Martin wants to increase the amount of compost he can make but he needs approval through the state Department of Environmental Protection. It’s an effort that the health board endorsed.
Martin’s decision to apply for an increase came when he needed to renew his general permit for composting.
Currently, Martin is allowed to take in about 15 tons a day of Type-2 organics, primarily food waste, for compost. He said during the fall harvest and school year he was beginning to push that limit, so he wanted to expand the amount he was legally permitted to take in.
“I’m not looking for a big increase, I’m just looking for a little increase to stay in compliance,” Martin said, asking the Mass DEP for what the next step up would be.
He soon found out 30 tons a day was the next level up, which would effectively double the amount he can take in — although currently he has no plans to do that.
“It sets me up for growth,” Martin said to the board. “We want to encourage organic waste.”
The process to get approval for expansion is somewhat tedious. Martin has been in talks with Mass DEP on how to go through this process, which includes taking the necessary precautions to limit odor. Zabko recalled 400 complaints about the smells coming from the Plain Road farm.
At the beginning of the year, Martin installed a new system to control odors. He also discussed using different approved products to soften the potential smells when he turns a new batch of compost.

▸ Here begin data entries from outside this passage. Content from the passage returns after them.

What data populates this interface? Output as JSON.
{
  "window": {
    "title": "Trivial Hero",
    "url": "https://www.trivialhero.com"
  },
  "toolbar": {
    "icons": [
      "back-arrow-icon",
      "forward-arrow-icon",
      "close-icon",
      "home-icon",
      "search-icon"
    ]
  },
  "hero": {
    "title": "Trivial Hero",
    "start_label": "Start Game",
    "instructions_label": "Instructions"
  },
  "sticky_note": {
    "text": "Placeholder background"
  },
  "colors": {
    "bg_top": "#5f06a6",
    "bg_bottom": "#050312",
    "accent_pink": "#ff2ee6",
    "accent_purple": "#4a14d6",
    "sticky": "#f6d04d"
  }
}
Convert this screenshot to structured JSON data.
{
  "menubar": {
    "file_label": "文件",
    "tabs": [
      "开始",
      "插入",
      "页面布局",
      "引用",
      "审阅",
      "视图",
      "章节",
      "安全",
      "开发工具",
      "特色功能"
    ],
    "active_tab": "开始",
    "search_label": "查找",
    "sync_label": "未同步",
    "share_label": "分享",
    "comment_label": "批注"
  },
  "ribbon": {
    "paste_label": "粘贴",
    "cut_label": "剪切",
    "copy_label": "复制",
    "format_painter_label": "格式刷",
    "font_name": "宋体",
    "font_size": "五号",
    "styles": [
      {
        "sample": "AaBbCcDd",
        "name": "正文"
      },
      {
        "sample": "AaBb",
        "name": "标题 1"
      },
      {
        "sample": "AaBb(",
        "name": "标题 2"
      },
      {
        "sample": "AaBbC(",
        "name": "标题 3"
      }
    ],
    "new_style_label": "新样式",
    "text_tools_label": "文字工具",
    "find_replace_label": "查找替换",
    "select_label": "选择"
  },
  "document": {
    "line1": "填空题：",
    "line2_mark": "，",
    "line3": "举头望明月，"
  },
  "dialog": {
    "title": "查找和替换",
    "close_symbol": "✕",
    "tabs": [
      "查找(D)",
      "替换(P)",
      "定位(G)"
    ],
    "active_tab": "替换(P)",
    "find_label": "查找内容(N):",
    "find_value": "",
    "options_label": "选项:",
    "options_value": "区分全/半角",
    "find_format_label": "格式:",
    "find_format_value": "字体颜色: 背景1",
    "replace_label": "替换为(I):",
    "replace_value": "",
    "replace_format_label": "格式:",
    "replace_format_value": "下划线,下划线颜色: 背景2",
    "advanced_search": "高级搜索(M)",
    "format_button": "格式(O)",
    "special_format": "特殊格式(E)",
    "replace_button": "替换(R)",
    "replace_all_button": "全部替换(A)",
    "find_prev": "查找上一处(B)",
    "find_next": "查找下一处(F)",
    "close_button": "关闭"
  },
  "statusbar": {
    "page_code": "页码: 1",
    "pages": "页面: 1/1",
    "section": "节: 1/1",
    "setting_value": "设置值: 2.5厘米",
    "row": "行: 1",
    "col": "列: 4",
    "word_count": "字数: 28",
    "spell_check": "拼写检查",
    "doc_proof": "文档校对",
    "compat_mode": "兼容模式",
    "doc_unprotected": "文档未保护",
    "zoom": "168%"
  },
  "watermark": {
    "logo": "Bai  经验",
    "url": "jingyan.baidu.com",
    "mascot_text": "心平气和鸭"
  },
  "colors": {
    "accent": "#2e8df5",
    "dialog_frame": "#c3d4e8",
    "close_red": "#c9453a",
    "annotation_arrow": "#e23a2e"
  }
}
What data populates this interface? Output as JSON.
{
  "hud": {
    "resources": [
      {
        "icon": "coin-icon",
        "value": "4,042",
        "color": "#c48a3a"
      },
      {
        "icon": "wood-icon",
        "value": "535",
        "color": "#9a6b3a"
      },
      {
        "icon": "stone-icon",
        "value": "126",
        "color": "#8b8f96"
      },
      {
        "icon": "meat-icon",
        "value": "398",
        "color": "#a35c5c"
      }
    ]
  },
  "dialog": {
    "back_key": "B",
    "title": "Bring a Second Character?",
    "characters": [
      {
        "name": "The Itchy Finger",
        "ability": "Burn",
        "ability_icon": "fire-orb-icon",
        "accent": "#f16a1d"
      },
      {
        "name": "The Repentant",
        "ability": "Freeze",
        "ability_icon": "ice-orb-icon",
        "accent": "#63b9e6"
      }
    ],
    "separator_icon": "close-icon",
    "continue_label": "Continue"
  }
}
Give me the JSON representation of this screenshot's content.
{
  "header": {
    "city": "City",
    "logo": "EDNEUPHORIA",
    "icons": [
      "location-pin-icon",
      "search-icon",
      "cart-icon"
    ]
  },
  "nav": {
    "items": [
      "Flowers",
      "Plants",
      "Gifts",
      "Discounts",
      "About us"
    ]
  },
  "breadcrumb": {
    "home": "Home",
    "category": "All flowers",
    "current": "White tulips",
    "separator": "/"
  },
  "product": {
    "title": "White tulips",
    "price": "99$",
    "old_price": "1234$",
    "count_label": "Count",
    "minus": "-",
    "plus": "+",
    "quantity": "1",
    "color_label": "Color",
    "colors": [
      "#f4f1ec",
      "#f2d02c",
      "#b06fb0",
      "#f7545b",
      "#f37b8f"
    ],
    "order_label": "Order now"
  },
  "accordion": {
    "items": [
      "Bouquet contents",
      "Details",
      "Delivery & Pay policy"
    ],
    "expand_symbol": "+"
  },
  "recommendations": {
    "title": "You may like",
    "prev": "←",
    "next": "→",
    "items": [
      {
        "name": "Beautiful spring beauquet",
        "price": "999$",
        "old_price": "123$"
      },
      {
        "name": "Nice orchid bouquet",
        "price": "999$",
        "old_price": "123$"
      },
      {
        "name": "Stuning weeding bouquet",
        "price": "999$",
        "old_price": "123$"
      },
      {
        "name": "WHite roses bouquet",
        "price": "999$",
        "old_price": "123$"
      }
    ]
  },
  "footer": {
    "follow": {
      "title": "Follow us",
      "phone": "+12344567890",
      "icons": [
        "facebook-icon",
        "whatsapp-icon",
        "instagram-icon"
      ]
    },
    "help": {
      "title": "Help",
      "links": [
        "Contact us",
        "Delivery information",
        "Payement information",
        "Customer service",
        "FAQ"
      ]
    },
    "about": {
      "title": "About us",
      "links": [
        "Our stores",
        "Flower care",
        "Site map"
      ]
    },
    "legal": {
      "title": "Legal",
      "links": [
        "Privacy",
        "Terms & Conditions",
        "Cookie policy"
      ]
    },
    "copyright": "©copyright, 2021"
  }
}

“I’ve been very impressed over the years that the complaints have really diminished to the point that we really don’t get them,” Greenfield Board of Health Chairman Dr. William Doyle said. “You’ve done a wonderful job.”
Martin explained though that with recent changes to weather, it has been challenging to control the odors and successfully compost.
“With the weather, everything has gotten more extreme,” Martin said. “Nothing is normal anymore.”
He said he’s always up against the weather and spoke about the hundreds of dollars he has to spend to keep the odors down when there is a bad storm around the time he’s turning the compost.
“I haven’t sat back and said I’m doing what I can and the weather is going to get better,” Martin said. “I’m preparing for the extremes.”
The Board of Health gave Martin its endorsement in hopes it will give him a boost as he deals with the logistics of getting Mass DEP approval.